The finite element method (FEM) (sometimes referred to as finite element analysis (FEA)) is a numerical technique for finding approximate solutions of partial differential equations (PDE) as well as of integral equations. The solution approach is based either on eliminating the differential equation completely (steady state problems), or rendering the PDE into an approximating system of ordinary differential equations, which are then numerically integrated using standard techniques such as Euler's method, Runge-Kutta, etc.
In simulating structural mechanics, an engineering structure or product (e.g., car, cellular phone, airplane, etc.) can be modeled with a set of finite elements interconnected through nodal points or nodes. Each finite element is configured to have a shape and physical properties such as density, Young's modulus, shear modulus and Possion's ratio, and alike. Finite element can be one-, two- or three-dimensional. In general, a three-dimensional element is referred to as a solid element (i.e., a finite element having a volume). One of the most common solid elements is 8-node hexahedral element 100 or brick element shown in FIG. 1A. Eight-node hexahedral element 100 is a first order finite element that contains eight corner nodes. Shown in FIG. 1B is a two-dimensional view from one side of the 8-node hexahedral element of FIG. 1A.
To evaluate finite element results (e.g., nodal forces being generated by stress within an element), each hexahedral element is configured with one or more integration points for numerical integration, for example, Gauss-Legendre quadrature numerical integration scheme. Numerical integration of a hexahedral element can be done with a single Gauss-Legendre integration point. Such element is referred to as an under-integrated or rank deficient element (not shown). Alternatively, a hexahedral element 100 uses two Gauss-Legendre integration points 102 in each spatial direction for a total of eight points. Such element is said to have full integration or rank sufficient integration. Full integration guarantees that all possible modes of deformation generate stress in the element.
Further, finite element method uses a set of shape functions Ni for each element to construct approximated displacement uh anywhere within the element in accordance with the following formula:
      u    h    =            ∑      i        ⁢                  N        i            ⁢              u        i            where ui, is the nodal displacement. Each node has three translational displacements, therefore, i is 24 for an 8-node hexahedral element (i.e., 8 nodes with each having three displacements).
A fully integrated 8-node hexahedral element suffers from what is referred to as shear locking effect, which means that a built-in artificial shear stiffness for certain deformation modes due to the placement of the integration points. This spurious stiffness is even more prominent for elements with poor aspect ratio, i.e., for element with one of the spatial dimensions substantially larger than another. For example, shown in FIG. 2A, an elongated hexahedral element 200 is said to have a poor aspect ratio (i.e., substantially deviated from 1). To better view the relationship between the integration points 202 and the element 200, a two-dimensional view of the element is shown in FIG. 2B. The aspect ratio is defined as ratio of respective lengths of two sides, W 212 and H 214 in FIG. 2B. In three-dimension, there are three aspect ratios one for each spatial dimension.

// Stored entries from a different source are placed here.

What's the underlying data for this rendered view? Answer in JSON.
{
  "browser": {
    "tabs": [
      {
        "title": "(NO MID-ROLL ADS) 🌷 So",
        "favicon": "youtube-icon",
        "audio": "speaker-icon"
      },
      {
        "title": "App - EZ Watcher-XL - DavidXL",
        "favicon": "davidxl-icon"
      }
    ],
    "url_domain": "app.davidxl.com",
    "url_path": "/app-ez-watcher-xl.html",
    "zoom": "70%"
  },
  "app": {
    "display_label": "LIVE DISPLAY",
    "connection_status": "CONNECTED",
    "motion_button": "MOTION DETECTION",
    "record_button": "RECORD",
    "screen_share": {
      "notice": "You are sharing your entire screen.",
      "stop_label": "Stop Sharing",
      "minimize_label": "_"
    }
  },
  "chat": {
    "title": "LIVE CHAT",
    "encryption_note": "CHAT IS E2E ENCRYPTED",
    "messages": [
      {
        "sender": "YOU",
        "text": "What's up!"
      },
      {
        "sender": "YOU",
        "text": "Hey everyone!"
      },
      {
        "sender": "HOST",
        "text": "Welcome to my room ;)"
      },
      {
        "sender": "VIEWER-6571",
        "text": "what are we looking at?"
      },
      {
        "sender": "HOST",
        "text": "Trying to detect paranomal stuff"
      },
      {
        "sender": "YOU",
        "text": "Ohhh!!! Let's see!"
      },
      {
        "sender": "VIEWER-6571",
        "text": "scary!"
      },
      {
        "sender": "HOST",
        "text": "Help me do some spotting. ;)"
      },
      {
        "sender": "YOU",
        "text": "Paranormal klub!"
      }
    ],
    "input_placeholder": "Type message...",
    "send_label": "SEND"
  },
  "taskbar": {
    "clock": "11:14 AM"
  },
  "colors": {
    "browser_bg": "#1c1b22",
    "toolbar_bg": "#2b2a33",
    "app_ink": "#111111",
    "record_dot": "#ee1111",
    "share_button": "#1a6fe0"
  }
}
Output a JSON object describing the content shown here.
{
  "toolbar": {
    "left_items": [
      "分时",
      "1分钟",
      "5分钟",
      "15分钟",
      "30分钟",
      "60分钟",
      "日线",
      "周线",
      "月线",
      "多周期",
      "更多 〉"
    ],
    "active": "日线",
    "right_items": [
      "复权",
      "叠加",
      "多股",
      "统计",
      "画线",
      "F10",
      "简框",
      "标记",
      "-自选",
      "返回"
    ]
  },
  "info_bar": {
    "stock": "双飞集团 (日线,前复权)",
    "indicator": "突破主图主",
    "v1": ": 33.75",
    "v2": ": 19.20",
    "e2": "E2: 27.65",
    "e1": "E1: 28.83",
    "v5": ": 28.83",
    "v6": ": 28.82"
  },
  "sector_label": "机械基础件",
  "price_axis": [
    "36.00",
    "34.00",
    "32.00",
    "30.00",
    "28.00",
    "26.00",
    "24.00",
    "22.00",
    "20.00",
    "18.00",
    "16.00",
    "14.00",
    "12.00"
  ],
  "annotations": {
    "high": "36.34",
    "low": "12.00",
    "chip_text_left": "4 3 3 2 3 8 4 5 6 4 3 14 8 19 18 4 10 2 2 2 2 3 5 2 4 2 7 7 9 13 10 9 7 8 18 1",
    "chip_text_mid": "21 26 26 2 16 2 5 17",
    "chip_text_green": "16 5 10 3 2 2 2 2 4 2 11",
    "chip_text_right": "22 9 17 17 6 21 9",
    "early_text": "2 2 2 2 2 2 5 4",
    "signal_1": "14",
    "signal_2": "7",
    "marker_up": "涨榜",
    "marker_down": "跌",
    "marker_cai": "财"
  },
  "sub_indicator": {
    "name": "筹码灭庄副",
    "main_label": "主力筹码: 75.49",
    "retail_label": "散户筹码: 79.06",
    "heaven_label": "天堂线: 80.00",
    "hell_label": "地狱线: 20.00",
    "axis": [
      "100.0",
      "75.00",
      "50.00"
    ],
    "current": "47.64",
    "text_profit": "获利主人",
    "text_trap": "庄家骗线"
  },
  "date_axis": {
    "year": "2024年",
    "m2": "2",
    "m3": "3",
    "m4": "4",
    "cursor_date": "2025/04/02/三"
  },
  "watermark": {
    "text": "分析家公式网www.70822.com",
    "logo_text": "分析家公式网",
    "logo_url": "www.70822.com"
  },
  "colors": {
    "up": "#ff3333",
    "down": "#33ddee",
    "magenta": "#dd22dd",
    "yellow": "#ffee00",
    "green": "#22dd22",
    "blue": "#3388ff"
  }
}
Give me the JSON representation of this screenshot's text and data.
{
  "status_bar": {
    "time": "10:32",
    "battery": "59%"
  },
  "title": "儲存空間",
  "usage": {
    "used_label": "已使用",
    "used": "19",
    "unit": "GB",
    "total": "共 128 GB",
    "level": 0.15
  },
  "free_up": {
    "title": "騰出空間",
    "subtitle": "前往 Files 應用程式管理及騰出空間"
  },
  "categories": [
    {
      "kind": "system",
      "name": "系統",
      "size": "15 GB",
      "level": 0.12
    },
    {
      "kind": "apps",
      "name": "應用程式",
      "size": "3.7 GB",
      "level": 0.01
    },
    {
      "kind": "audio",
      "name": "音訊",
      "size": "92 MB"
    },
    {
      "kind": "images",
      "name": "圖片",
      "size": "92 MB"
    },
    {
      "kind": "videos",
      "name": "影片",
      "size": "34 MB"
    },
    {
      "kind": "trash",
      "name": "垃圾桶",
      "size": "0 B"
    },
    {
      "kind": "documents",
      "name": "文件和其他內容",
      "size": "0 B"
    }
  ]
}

Sometimes it is more advantageous to create a finite element analysis model with solid elements with poor aspect ratio due to geometry of an engineering product or structure (e.g., a thin-walled structure). The advantage includes at least the following: 1) easier to create the model; and 2) more computational efficient due to less number of elements in the model.
Generally, a fully-integrated 8-node solid element has a numerical deficiency referred to as transverse shear locking in simulating pure bending. And the shear locking effect is amplified when the solid elements have poor aspect ratio. FIG. 3A is a two-dimensional side view showing shear locking effect of an 8-node solid element. Diagram 310 of FIG. 3A shows a realistic pure bending of a prism or elongated structure, while diagram 320 of FIG. 3B shows a poor aspect ratio 8-node solid element under the same bending moment 300. It is evident that 8-node hexahedral element presents no curvature between nodes; therefore, the 8-node hexahedral element is numerically too stiff in comparison to the true structural behaviors it supposed to simulate. For fully-integrated 8-node solid element, integration points (202 of FIG. 2A) are not located in the centroid of the solid element and whence this shear locking effect.
One prior art approach to solve this shear locking problem is to use higher order elements, for example, 20-node element (one additional node per edge, not shown). However, the computation costs associated with the higher order elements prevent practical usage in any real world production situations. It would, therefore, be desirable to provide an improved 8-node hexahedral element configured for reducing shear-locking in finite element method.